Let’s leave the final example of such mounting evidence with Sir Leszek Borysiewicz, Vice Chancellor of Cambridge University, no less. Terming the process he fears so much, Brexodus, he can see a point where the university is threatened by the departure of the quarter of his staff who are non-UK EU nationals (and an even greater percentage who are Post-Doctorates. (His concern about where such important employees may end up combines with worries about the €600m he has received in funding over the last decade from the EU). He believes there is a very clear threat to the global status and standing of Cambridge (and clearly other high-ranking institutions) should such talent choose to work somewhere they feel more welcomed.

Personally, I can’t help thinking this represents a huge opportunity for Human Resources. Rather than the UK economy slumping into deep recession, it continues to grow (anaemically perhaps in the first quarter of this year but likely to increase subsequently). But if the economic Armageddon of Brexit has not materialised, this does not mean the talent diaspora will pass us by too.

As well as making the internal business case about ramping up both hiring and retention activities, organisations should reach out internally to EU nationals within the workforce, creating reassurance and a sense of belonging.

From an external perspective, it is becoming harder to persuade people out of their current jobs because of the residual caution of Brexit, the election and its ambiguous outcome.

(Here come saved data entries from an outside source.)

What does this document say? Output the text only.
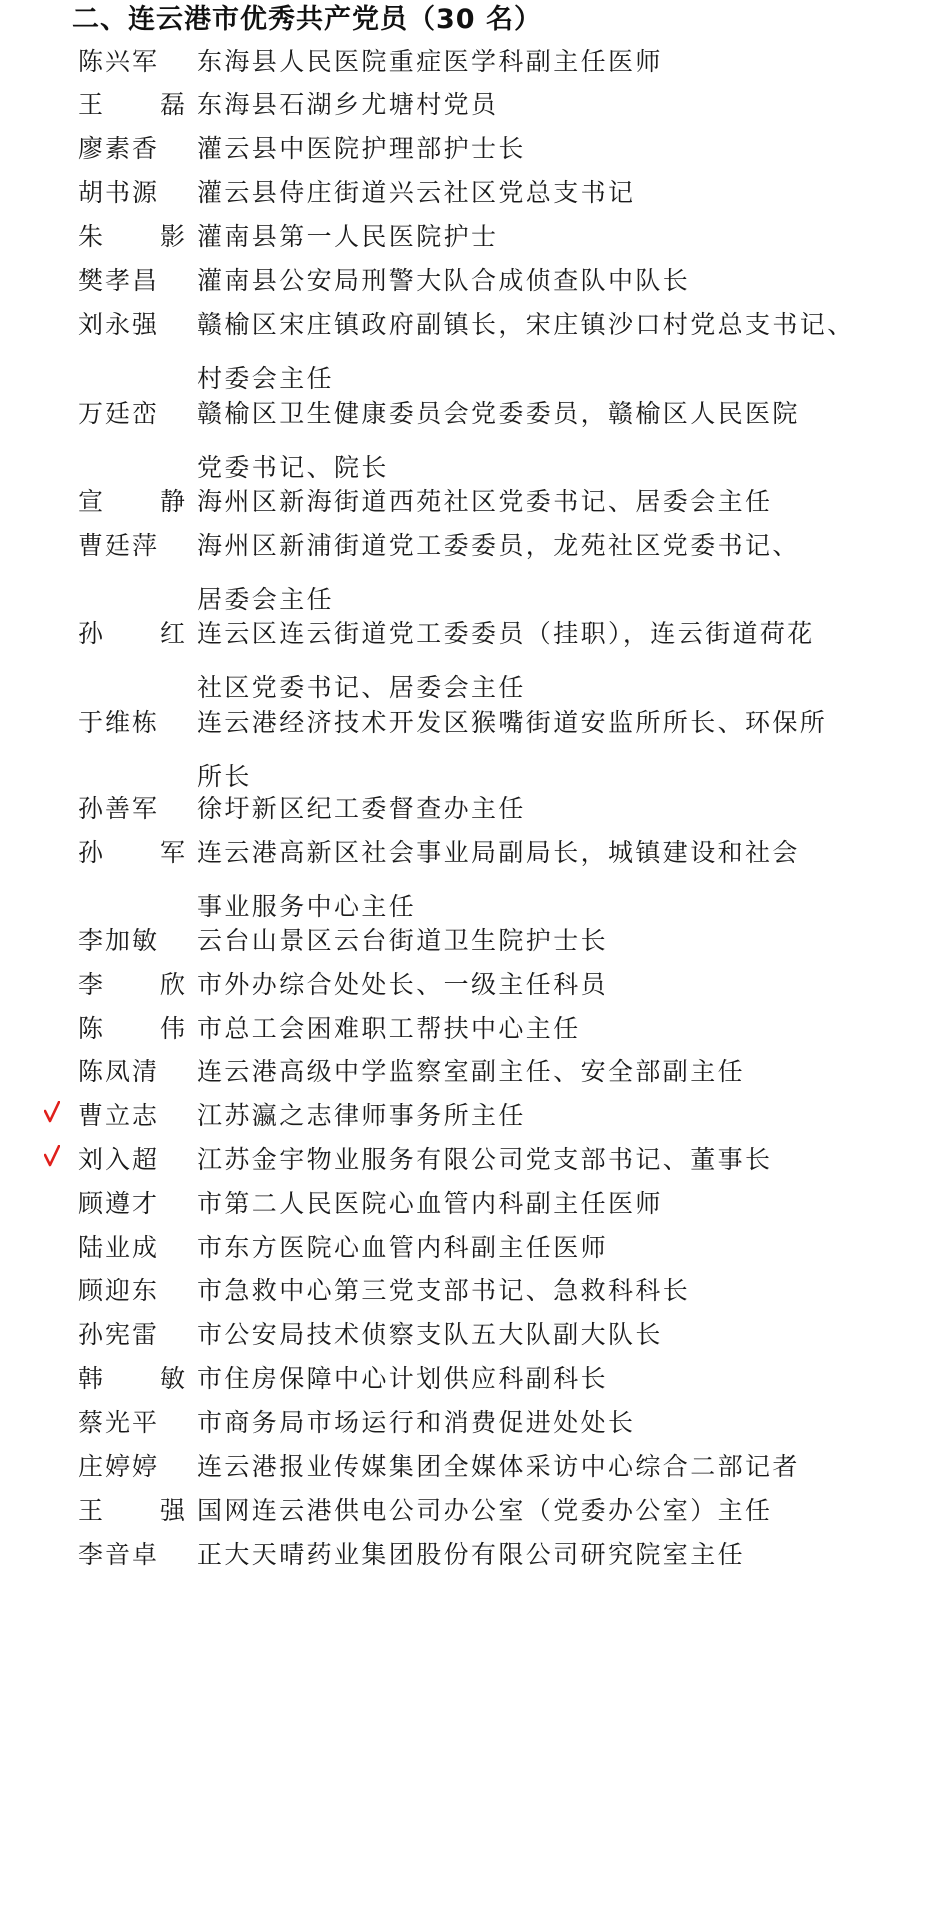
二、连云港市优秀共产党员（30 名）
陈兴军 东海县人民医院重症医学科副主任医师
王 磊 东海县石湖乡尤塘村党员
廖素香 灌云县中医院护理部护士长
胡书源 灌云县侍庄街道兴云社区党总支书记
朱 影 灌南县第一人民医院护士
樊孝昌 灌南县公安局刑警大队合成侦查队中队长
刘永强 赣榆区宋庄镇政府副镇长，宋庄镇沙口村党总支书记、
村委会主任
万廷峦 赣榆区卫生健康委员会党委委员，赣榆区人民医院
党委书记、院长
宣 静 海州区新海街道西苑社区党委书记、居委会主任
曹廷萍 海州区新浦街道党工委委员，龙苑社区党委书记、
居委会主任
孙 红 连云区连云街道党工委委员（挂职），连云街道荷花
社区党委书记、居委会主任
于维栋 连云港经济技术开发区猴嘴街道安监所所长、环保所
所长
孙善军 徐圩新区纪工委督查办主任
孙 军 连云港高新区社会事业局副局长，城镇建设和社会
事业服务中心主任
李加敏 云台山景区云台街道卫生院护士长
李 欣 市外办综合处处长、一级主任科员
陈 伟 市总工会困难职工帮扶中心主任
陈凤清 连云港高级中学监察室副主任、安全部副主任
曹立志 江苏瀛之志律师事务所主任
刘入超 江苏金宇物业服务有限公司党支部书记、董事长
顾遵才 市第二人民医院心血管内科副主任医师
陆业成 市东方医院心血管内科副主任医师
顾迎东 市急救中心第三党支部书记、急救科科长
孙宪雷 市公安局技术侦察支队五大队副大队长
韩 敏 市住房保障中心计划供应科副科长
蔡光平 市商务局市场运行和消费促进处处长
庄婷婷 连云港报业传媒集团全媒体采访中心综合二部记者
王 强 国网连云港供电公司办公室（党委办公室）主任
李音卓 正大天晴药业集团股份有限公司研究院室主任
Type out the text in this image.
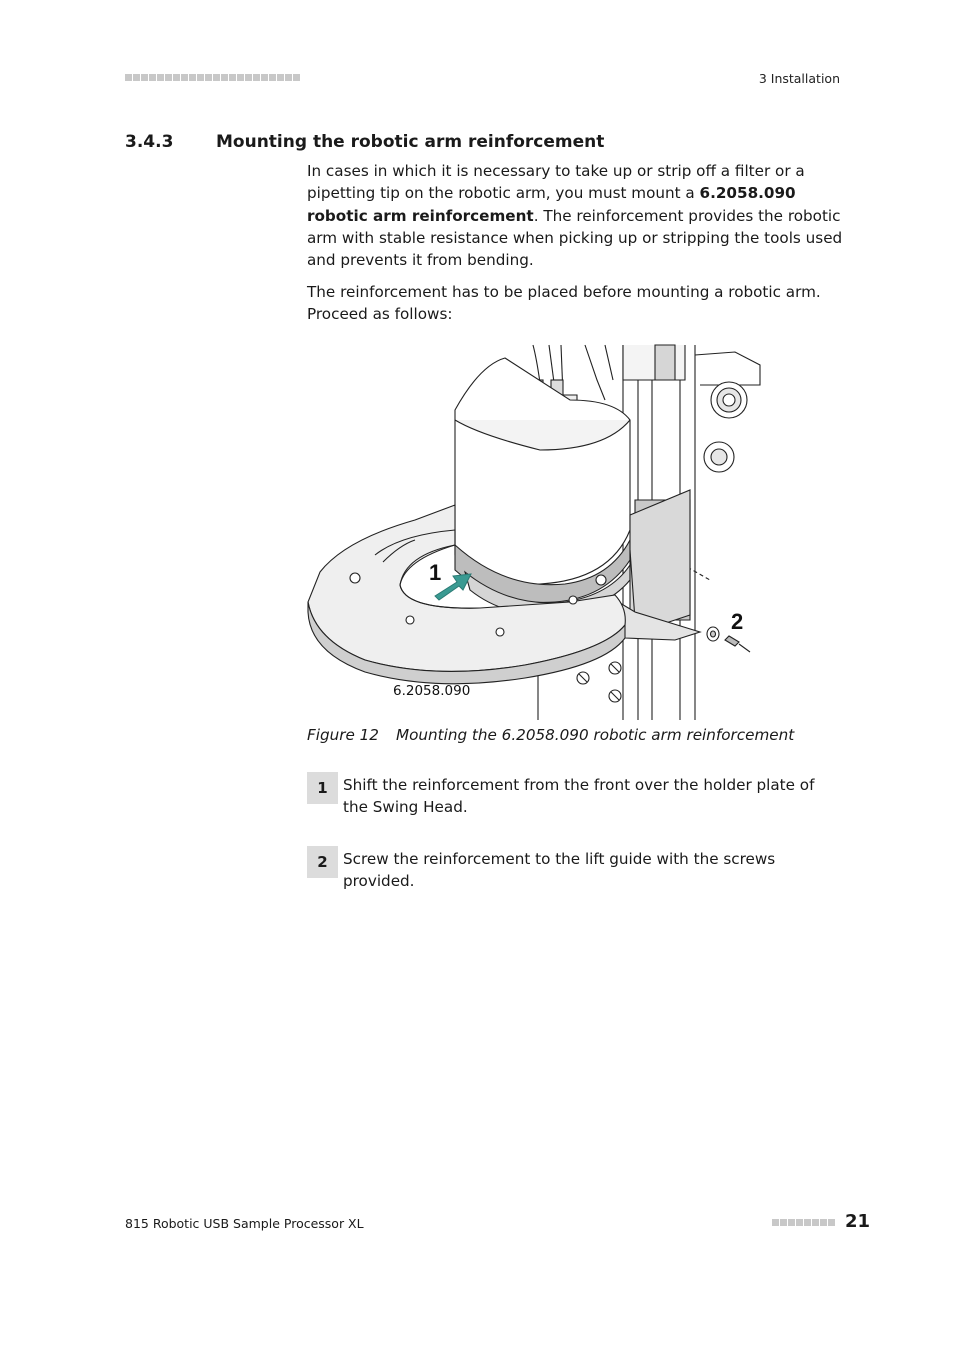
3 Installation
3.4.3	Mounting the robotic arm reinforcement

In cases in which it is necessary to take up or strip off a filter or a pipetting tip on the robotic arm, you must mount a 6.2058.090 robotic arm reinforcement. The reinforcement provides the robotic arm with stable resistance when picking up or stripping the tools used and prevents it from bending.

The reinforcement has to be placed before mounting a robotic arm. Proceed as follows:

1
2
6.2058.090
Figure 12 Mounting the 6.2058.090 robotic arm reinforcement
1	Shift the reinforcement from the front over the holder plate of the Swing Head.
2	Screw the reinforcement to the lift guide with the screws provided.
815 Robotic USB Sample Processor XL	21
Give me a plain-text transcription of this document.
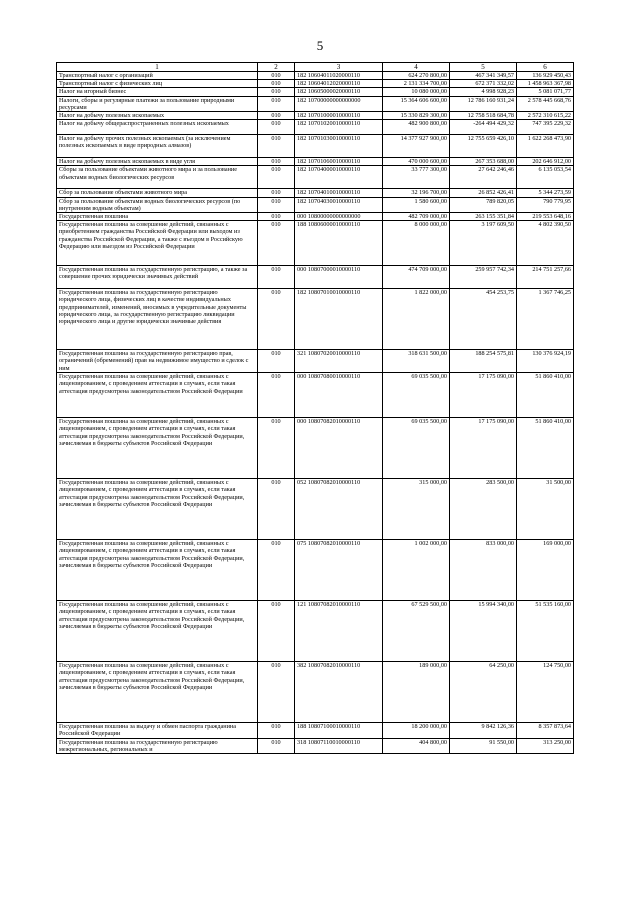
5
1	2	3	4	5	6
Транспортный налог с организаций	010	182 10604011020000110	624 270 800,00	467 341 349,57	136 929 450,43
Транспортный налог с физических лиц	010	182 10604012020000110	2 131 334 700,00	672 371 332,02	1 458 963 367,98
Налог на игорный бизнес	010	182 10605000020000110	10 080 000,00	4 998 928,23	5 081 071,77
Налоги, сборы и регулярные платежи за пользование природными ресурсами	010	182 10700000000000000	15 364 606 600,00	12 786 160 931,24	2 578 445 668,76
Налог на добычу полезных ископаемых	010	182 10701000010000110	15 330 829 300,00	12 758 518 684,78	2 572 310 615,22
Налог на добычу общераспространенных полезных ископаемых	010	182 10701020010000110	482 900 800,00	-264 494 429,32	747 395 229,32
Налог на добычу прочих полезных ископаемых (за исключением полезных ископаемых в виде природных алмазов)	010	182 10701030010000110	14 377 927 900,00	12 755 659 426,10	1 622 268 473,90
Налог на добычу полезных ископаемых в виде угля	010	182 10701060010000110	470 000 600,00	267 353 688,00	202 646 912,00
Сборы за пользование объектами животного мира и за пользование объектами водных биологических ресурсов	010	182 10704000010000110	33 777 300,00	27 642 246,46	6 135 053,54
Сбор за пользование объектами животного мира	010	182 10704010010000110	32 196 700,00	26 852 426,41	5 344 273,59
Сбор за пользование объектами водных биологических ресурсов (по внутренним водным объектам)	010	182 10704030010000110	1 580 600,00	789 820,05	790 779,95
Государственная пошлина	010	000 10800000000000000	482 709 000,00	263 155 351,84	219 553 648,16
Государственная пошлина за совершение действий, связанных с приобретением гражданства Российской Федерации или выходом из гражданства Российской Федерации, а также с въездом в Российскую Федерацию или выездом из Российской Федерации	010	188 10806000010000110	8 000 000,00	3 197 609,50	4 802 390,50
Государственная пошлина за государственную регистрацию, а также за совершение прочих юридически значимых действий	010	000 10807000010000110	474 709 000,00	259 957 742,34	214 751 257,66
Государственная пошлина за государственную регистрацию юридического лица, физических лиц в качестве индивидуальных предпринимателей, изменений, вносимых в учредительные документы юридического лица, за государственную регистрацию ликвидации юридического лица и другие юридически значимые действия	010	182 10807010010000110	1 822 000,00	454 253,75	1 367 746,25
Государственная пошлина за государственную регистрацию прав, ограничений (обременений) прав на недвижимое имущество и сделок с ним	010	321 10807020010000110	318 631 500,00	188 254 575,81	130 376 924,19
Государственная пошлина за совершение действий, связанных с лицензированием, с проведением аттестации в случаях, если такая аттестация предусмотрена законодательством Российской Федерации	010	000 10807080010000110	69 035 500,00	17 175 090,00	51 860 410,00
Государственная пошлина за совершение действий, связанных с лицензированием, с проведением аттестации в случаях, если такая аттестация предусмотрена законодательством Российской Федерации, зачисляемая в бюджеты субъектов Российской Федерации	010	000 10807082010000110	69 035 500,00	17 175 090,00	51 860 410,00
Государственная пошлина за совершение действий, связанных с лицензированием, с проведением аттестации в случаях, если такая аттестация предусмотрена законодательством Российской Федерации, зачисляемая в бюджеты субъектов Российской Федерации	010	052 10807082010000110	315 000,00	283 500,00	31 500,00
Государственная пошлина за совершение действий, связанных с лицензированием, с проведением аттестации в случаях, если такая аттестация предусмотрена законодательством Российской Федерации, зачисляемая в бюджеты субъектов Российской Федерации	010	075 10807082010000110	1 002 000,00	833 000,00	169 000,00
Государственная пошлина за совершение действий, связанных с лицензированием, с проведением аттестации в случаях, если такая аттестация предусмотрена законодательством Российской Федерации, зачисляемая в бюджеты субъектов Российской Федерации	010	121 10807082010000110	67 529 500,00	15 994 340,00	51 535 160,00
Государственная пошлина за совершение действий, связанных с лицензированием, с проведением аттестации в случаях, если такая аттестация предусмотрена законодательством Российской Федерации, зачисляемая в бюджеты субъектов Российской Федерации	010	382 10807082010000110	189 000,00	64 250,00	124 750,00
Государственная пошлина за выдачу и обмен паспорта гражданина Российской Федерации	010	188 10807100010000110	18 200 000,00	9 842 126,36	8 357 873,64
Государственная пошлина за государственную регистрацию межрегиональных, региональных и	010	318 10807110010000110	404 800,00	91 550,00	313 250,00
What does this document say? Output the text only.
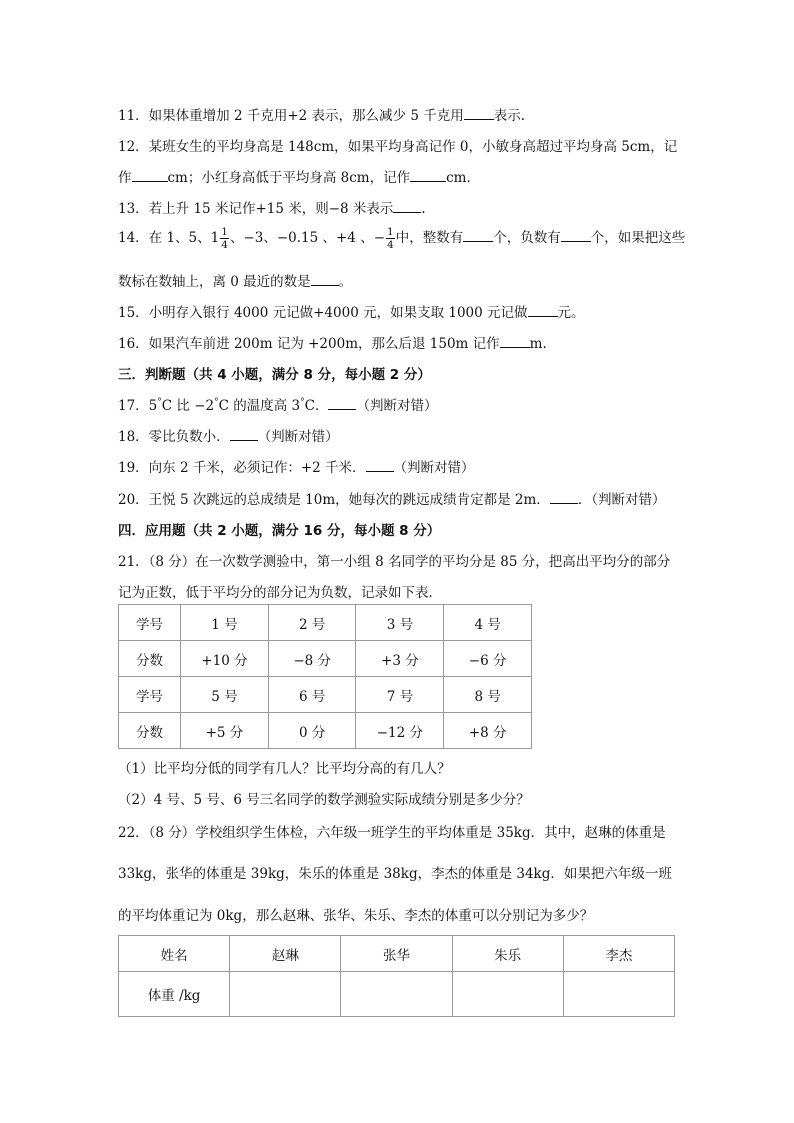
11．如果体重增加 2 千克用+2 表示，那么减少 5 千克用 表示.
12．某班女生的平均身高是 148cm，如果平均身高记作 0，小敏身高超过平均身高 5cm，记
作	cm；小红身高低于平均身高 8cm，记作	cm．
13．若上升 15 米记作+15 米，则−8 米表示 .
14．在 1、5、$1 \frac{1}{4}$ 、−3、−0.15 、+4 、− $\frac{1}{4}$ 中，整数有 个，负数有 个，如果把这些
数标在数轴上，离 0 最近的数是 。
15．小明存入银行 4000 元记做+4000 元，如果支取 1000 元记做 元。
16．如果汽车前进 200m 记为 +200m，那么后退 150m 记作 m.
三．判断题（共 4 小题，满分 8 分，每小题 2 分）
17．5°C 比 −2°C 的温度高 3°C． （判断对错）
18．零比负数小． （判断对错）
19．向东 2 千米，必须记作：+2 千米． （判断对错）
20．王悦 5 次跳远的总成绩是 10m，她每次的跳远成绩肯定都是 2m． ．（判断对错）
四．应用题（共 2 小题，满分 16 分，每小题 8 分）
21．（8 分）在一次数学测验中，第一小组 8 名同学的平均分是 85 分，把高出平均分的部分
记为正数，低于平均分的部分记为负数，记录如下表．
学号	1 号	2 号	3 号	4 号
分数	+10 分	−8 分	+3 分	−6 分
学号	5 号	6 号	7 号	8 号
分数	+5 分	0 分	−12 分	+8 分
（1）比平均分低的同学有几人？比平均分高的有几人？
（2）4 号、5 号、6 号三名同学的数学测验实际成绩分别是多少分？
22．（8 分）学校组织学生体检，六年级一班学生的平均体重是 35kg．其中，赵琳的体重是
33kg，张华的体重是 39kg，朱乐的体重是 38kg，李杰的体重是 34kg．如果把六年级一班
的平均体重记为 0kg，那么赵琳、张华、朱乐、李杰的体重可以分别记为多少？
姓名	赵琳	张华	朱乐	李杰
体重 /kg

People seek clarity, confidence and purpose in a new employer. During times of uncertainty, of U-turns, of doubt, they want to understand what an organisation, what an employer stands for. What is its Why and its Where.

(And in the absence of such, no wonder organisations are having to throw salary premiums at new joiners and spend money with recruiters and not their own employer brand, as the Open University study suggests).

It’s a great time to make the external case to candidates about where you stand – it’s a great time to make the internal case about employer brand investment, growth and expansion at senior levels.

Whilst politicians appear to be dithering about Brexit – hard, soft, crunchy or chewy? – business is demonstrating more traction. Despite (or maybe even because of) the opacity and ambiguity of Brexit, businesses are increasingly demonstrating certainty, confidence and direction. Ambitious employer brands right now have the chance to reflect a similar position, a similar positivity, a similar purpose to candidate audiences.

According to LinkedIn, an organisation’s employer brand is twice as likely to drive candidate employment consideration as the corporate brand, how confident a statement is yours making?